What’s new in Spack?

The IDEAS Productivity project, in partnership with the DOE Computing Facilities of the ALCF, OLCF, and NERSC and the DOE Exascale Computing Project (ECP) has resumed the webinar series on Best Practices for HPC Software Developers, which we began in 2016.

As part of this series, we offer one-hour webinars on topics in scientific software development and high-performance computing, approximately once a month. The July webinar was titled What’s new in Spack?, and was presented by Todd Gamblin (Lawrence Livermore National Laboratory). The webinar took place on Wednesday, July 15, 2020 at 1:00 pm ET.

Abstract:

Spack is a package manager for scientific computing, with a rapidly growing open source community. With over 500 contributors from academia, industry, and government laboratories, Spack has a wide range of use cases, from small-scale development on laptops and clusters, to software release management for the U.S. Exascale Computing Project, to user software deployment on 6 of the top 10 supercomputer sites in the world.

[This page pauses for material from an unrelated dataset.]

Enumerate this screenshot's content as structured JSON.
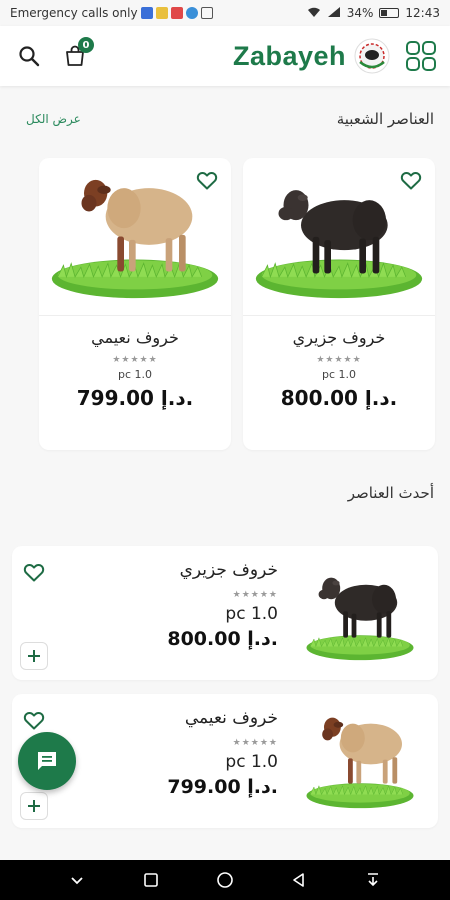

Spack isn’t just for facilities, though! As a package manager, Spack is in a powerful position to impact DevOps and daily software development workflows. Spack has virtual environments that enable the “manifest and lock” model popularized by more mainstream dependency management tools. New releases of Spack include direct support for creating containers and GitLab CI pipelines for building environments. This webinar covered new features as well as the near- and long-term roadmap for Spack.